PARIS: Trois hommes soupçonnés d'avoir voulu commettre un attentat dans la région parisienne en décembre 2016 doivent comparaître à partir de lundi devant la cour d'assises spéciale de Paris après avoir été confondus grâce à un agent infiltré du renseignement intérieur.
Infiltré au cœur des réseaux du groupe État islamique (EI), ce "cyber-patrouilleur" de la Direction générale de la sécurité intérieure (DGSI) a permis l'arrestation des accusés --âgés de 41 ans pour d'eux d'entre eux et de 30 ans pour le troisième-- et, peut-être, empêché de nouveaux attentats.
Cet agent, dont le nom de code est "Ulysse", témoignera par visio-conférence et le visage caché durant ce procès pour association de malfaiteurs en vue de la préparation "d'actes de terrorisme", qui doit durer jusqu'au 19 février.
Permise depuis 2007 dans les enquêtes qui ont trait à la traite humaine et à la cyberinfiltration a été étendue en 2011 aux jeux d'argent et en 2014 à la lutte contre la criminalité organisée, dont les procédures liées au terrorisme.
Tout commence en mars 2016. La DGSI apprend par une source anonyme que l'EI souhaite se procurer des armes pour "une action violente" sur le sol français. "On veut 4 kalash avec chaque kalash 4 chargeurs et des munitions", demande dans un message sur la messagerie Telegram un "émir" de l'EI utilisant le pseudonyme "Sayyaf". C'est à ce moment qu'"Ulysse" entre en scène. Dissimulé sous l'identité du destinataire du message posté par l'émir, "Ulysse" indique à "Sayyaf" qu'il peut trouver un fournisseur d'armes.
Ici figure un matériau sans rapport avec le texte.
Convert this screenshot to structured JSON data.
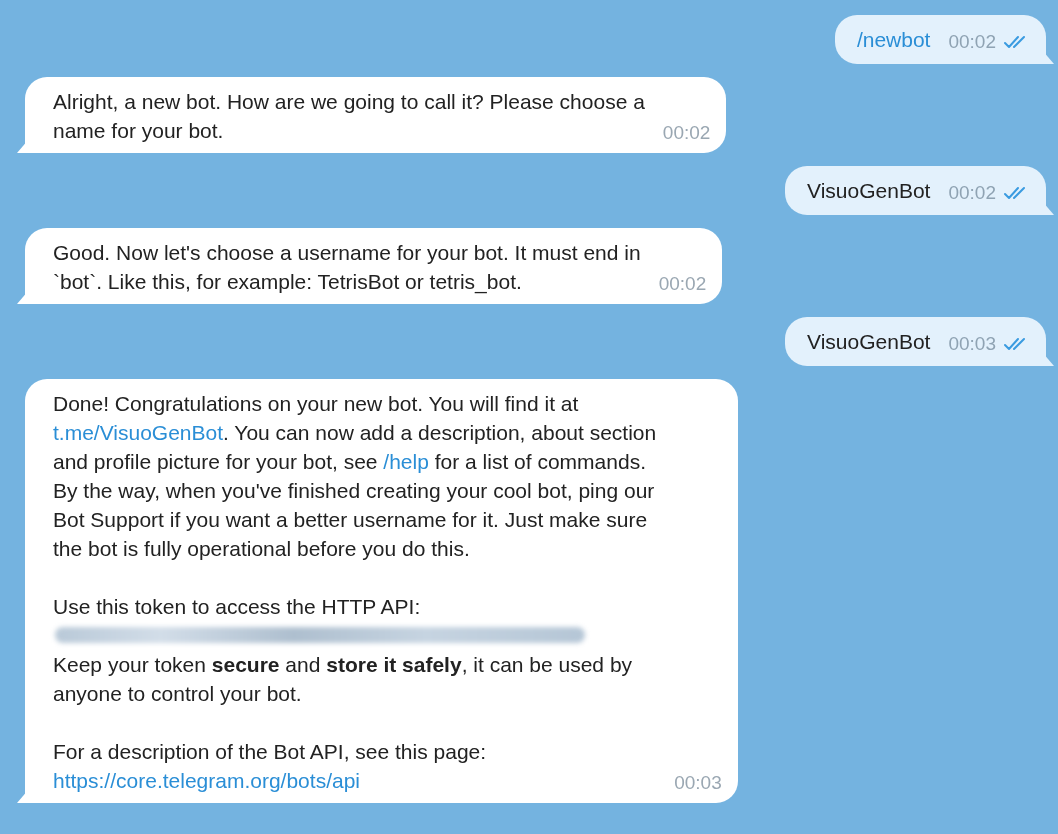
{
  "messages": [
    {
      "kind": "outgoing",
      "blocks": [
        {
          "kind": "paragraph",
          "segments": [
            {
              "kind": "command",
              "text": "/newbot"
            }
          ]
        }
      ],
      "time": "00:02",
      "read": true
    },
    {
      "kind": "incoming",
      "blocks": [
        {
          "kind": "paragraph",
          "segments": [
            {
              "kind": "text",
              "text": "Alright, a new bot. How are we going to call it? Please choose a\nname for your bot."
            }
          ]
        }
      ],
      "time": "00:02"
    },
    {
      "kind": "outgoing",
      "blocks": [
        {
          "kind": "paragraph",
          "segments": [
            {
              "kind": "text",
              "text": "VisuoGenBot"
            }
          ]
        }
      ],
      "time": "00:02",
      "read": true
    },
    {
      "kind": "incoming",
      "blocks": [
        {
          "kind": "paragraph",
          "segments": [
            {
              "kind": "text",
              "text": "Good. Now let's choose a username for your bot. It must end in\n`bot`. Like this, for example: TetrisBot or tetris_bot."
            }
          ]
        }
      ],
      "time": "00:02"
    },
    {
      "kind": "outgoing",
      "blocks": [
        {
          "kind": "paragraph",
          "segments": [
            {
              "kind": "text",
              "text": "VisuoGenBot"
            }
          ]
        }
      ],
      "time": "00:03",
      "read": true
    },
    {
      "kind": "incoming",
      "blocks": [
        {
          "kind": "paragraph",
          "segments": [
            {
              "kind": "text",
              "text": "Done! Congratulations on your new bot. You will find it at\n"
            },
            {
              "kind": "link",
              "text": "t.me/VisuoGenBot"
            },
            {
              "kind": "text",
              "text": ". You can now add a description, about section\nand profile picture for your bot, see "
            },
            {
              "kind": "link",
              "text": "/help"
            },
            {
              "kind": "text",
              "text": " for a list of commands.\nBy the way, when you've finished creating your cool bot, ping our\nBot Support if you want a better username for it. Just make sure\nthe bot is fully operational before you do this."
            }
          ]
        },
        {
          "kind": "paragraph",
          "segments": [
            {
              "kind": "text",
              "text": "Use this token to access the HTTP API:"
            }
          ]
        },
        {
          "kind": "redacted"
        },
        {
          "kind": "paragraph",
          "segments": [
            {
              "kind": "text",
              "text": "Keep your token **secure** and **store it safely**, it can be used by\nanyone to control your bot."
            }
          ]
        },
        {
          "kind": "paragraph",
          "segments": [
            {
              "kind": "text",
              "text": "For a description of the Bot API, see this page:\n"
            },
            {
              "kind": "link",
              "text": "https://core.telegram.org/bots/api"
            }
          ]
        }
      ],
      "time": "00:03"
    }
  ]
}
"Sayyaf", qui cache en fait l'identité de Salah-Eddine Gourmat, un Français parti faire le jihad en Syrie en mars 2014, tombe dans le panneau.
Rendez-vous au cimetière
Il faut dire qu'"Ulysse" a particulièrement soigné sa "légende", se faisant passer pour un petit trafiquant capable de trouver un peu de tout, y compris des armes. Mais pour les armes, il faut de l'argent, explique "Ulysse" à "Sayyaf". Trois mois après leurs premiers échanges, "Sayyaf" annonce à "Ulysse" qu'il trouvera 13.300 euros dans un paquet déposé dans la fente d'une tombe du cimetière de Montparnasse.
Malgré la surveillance mise en place, la police ne parviendra pas à identifier la personne qui a déposé cette somme dans le cimetière. Mais tout n'est pas perdu. Il reste l'appât des armes. Le SIAT (service interministériel d'assistance technique), seul habilité à mener les dangereuses opérations d'infiltration physique, cache les armes --quatre kalachnikovs démilitarisées-- soi-disant achetées avec l'argent trouvé au cimetière et leurs munitions dans la forêt de Montmorency (Val-d'Oise). "Ulysse" fournit les coordonnées GPS de la cache à "Sayyaf".
Désormais, il n'y a plus qu'à attendre et interpeller ceux qui viendront récupérer les armes. Mais l'attente s'éternise... jusqu'en novembre 2016.
En Syrie, un certain "Abou Ali" (en fait, Lakdhar Sebouai, un Français parti en Syrie en décembre 2013), contacte des personnes susceptibles de commettre des attentats en France. La police identifie et interpelle deux personnes à Strasbourg, Yassine Bousseria et Hicham Makran, et une troisième à Marseille, Hicham El Hanafi.
Sur une clé USB cryptée retrouvée chez Yassine Bousseria, on trouve les coordonnées GPS de la cache d'armes transmises par "Ulysse". En exploitant le téléphone portable d'El Hanafi, la police se rend compte que l'homme s'est rendu à Montmorency tout près de l'endroit où la police avait caché les armes.
Au cours de sa garde à vue, Hicham Makran indiquera que leur commanditaire en Syrie leur avait demandé "de passer à l'action" et désigné comme cibles potentielles le siège de la DGSI, des militaires, les Champs Élysées ou encore le 36 Quai des Orfèvres. Il leur avait également fourni la localisation de la cache d'armes d''"Ulysse".
Selon l'accusation, "il n'y a aucun doute sur la finalité de l'opération qui consistait à commettre un massacre dans un ou plusieurs lieux symboliques de Paris". Une allégation vivement contestée par la défense des trois accusés.